A slate of exhausting extras takes us back to the time James Cameron was an action director extraordinaire -- and not the irritating owner of a best picture Oscar.

Published October 11, 2000 7:00PM (EDT)

"Terminator 2: Judgment Day"
Directed by James Cameron
Starring Arnold Schwarzenegger, Linda Hamilton, Robert Patrick, Eddie Furlong
Artisan; widescreen (2.35:1 aspect ratio)
Extras: Making-of featurettes, commentary by cast and crew, trailers, shooting script, complete storyboards, too much more

James Cameron is one of America's most irritating filmmakers: Not for his ideas -- he doesn't have any -- nor for any stylistic outrages. The annoying part comes in the way he manages to combine a command of the action genre arguably unparalleled by his American colleagues with an equally unparalleled lunkheadedness, shown off most blatantly in failures like "True Lies" and "Titanic." The new DVD for "Terminator 2: Judgment Day," also known as "T2," lets us go back to a happier time, when Cameron was just trying to make edible action movies and was not, irritatingly, simultaneously the creator of the highest-grossing movie of all time and possessor of a best picture Oscar.

His first feature film, "The Terminator," was a lethal classic, slicingly themed and economically filmed. With great advances in computer graphic imagery in the subsequent seven years, Cameron, for the sequel, managed to conjure up another iconic action/sci-fi classic, lacking the first one's stripped-down brutality but trumping it roundly nonetheless with tour de force after tour de force of action imagination. Indelible images abound, many of them involving the underrated Robert Patrick (Scully's new partner on "The X-Files") morphing out of fire, floors and steel into this or that human or weapon, but the film's highlights also include two more traditional but persuasively thought-out chase scenes, one on the Long Beach Freeway by night and another involving a motorcycle and a semi in a dry Los Angeles flood-canal bed.

With the DVD you get almost too many extras. One of these is an astonishing thing called "The Supplement," which, besides tens of thousands of words about the creation of the movie from start to finish, includes the complete screenplay, additional interviews and hundreds of storyboards. The logistics of going through it, however, are irritatingly unwieldy; there seems to be no way to fast-forward through what appear to be thousands of screens of information. Hit the wrong button and you're taken back to the introduction to start over. I doubt anyone but the most diehard Cameron wannabes are going to bother going through it.

The interesting extras are a version of the film with half a dozen major scenes cut for the film's original release, a pair of making-of featurettes and, best of all, a classy and well-edited commentary, which features more than two dozen of the cast and crew, from Cameron and Schwarzenegger on down, chiming in to detail how this or that scene was made.
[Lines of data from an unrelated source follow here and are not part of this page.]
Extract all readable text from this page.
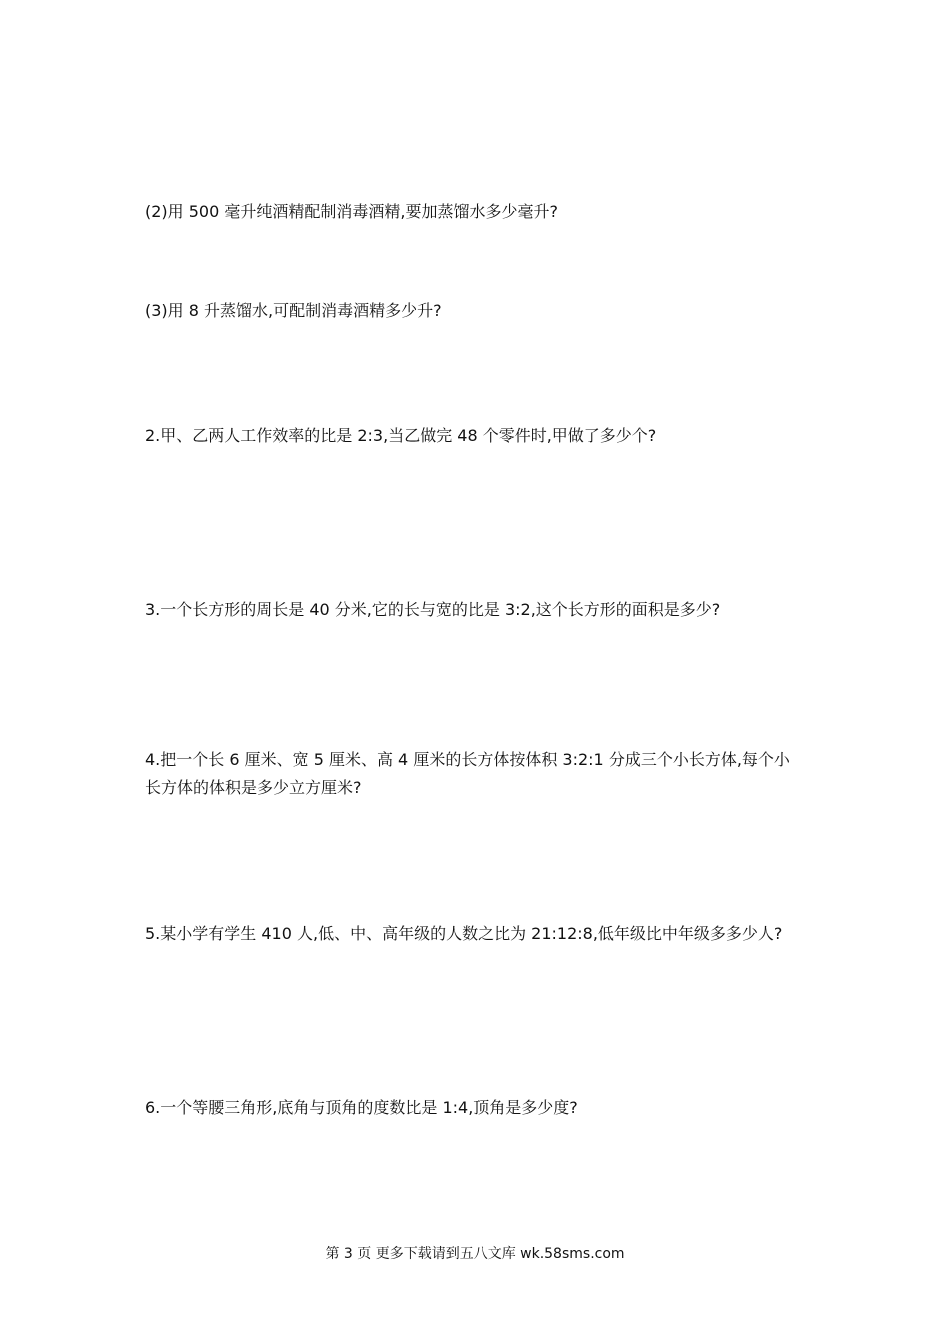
(2)用 500 毫升纯酒精配制消毒酒精,要加蒸馏水多少毫升?

(3)用 8 升蒸馏水,可配制消毒酒精多少升?

2.甲、乙两人工作效率的比是 2:3,当乙做完 48 个零件时,甲做了多少个?

3.一个长方形的周长是 40 分米,它的长与宽的比是 3:2,这个长方形的面积是多少?

4.把一个长 6 厘米、宽 5 厘米、高 4 厘米的长方体按体积 3:2:1 分成三个小长方体,每个小

长方体的体积是多少立方厘米?

5.某小学有学生 410 人,低、中、高年级的人数之比为 21:12:8,低年级比中年级多多少人?

6.一个等腰三角形,底角与顶角的度数比是 1:4,顶角是多少度?

第 3 页 更多下载请到五八文库 wk.58sms.com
It gives you an appreciation for the headache-inducing logistics of getting the shots that make the film's action sequences proceed so authoritatively.

Once or twice you get a sense of Cameron's infamous personality. He goes on and on about how he wouldn't include scenes with the 12-year-old hero, played by Eddie Furlong, shooting a gun. Cameron practically breaks his arm patting himself on the back for this, which I guess by Hollywood standards is quite an ethical position. At another point a designer notes that Cameron had chosen a particular interior for a scene, only to later have the whole thing torn down and rebuilt differently. At yet another, a sound man says Cameron, dissatisfied with a strangled scream on the soundtrack, ended up personally providing a presumably more suitable one. It's all told with a sort of forced joviality; but you don't have to listen too closely to get the sense the guy wouldn't have minded inducing the scream from Cameron himself.


By Bill Wyman

Bill Wyman is the former arts editor of Salon and National Public Radio.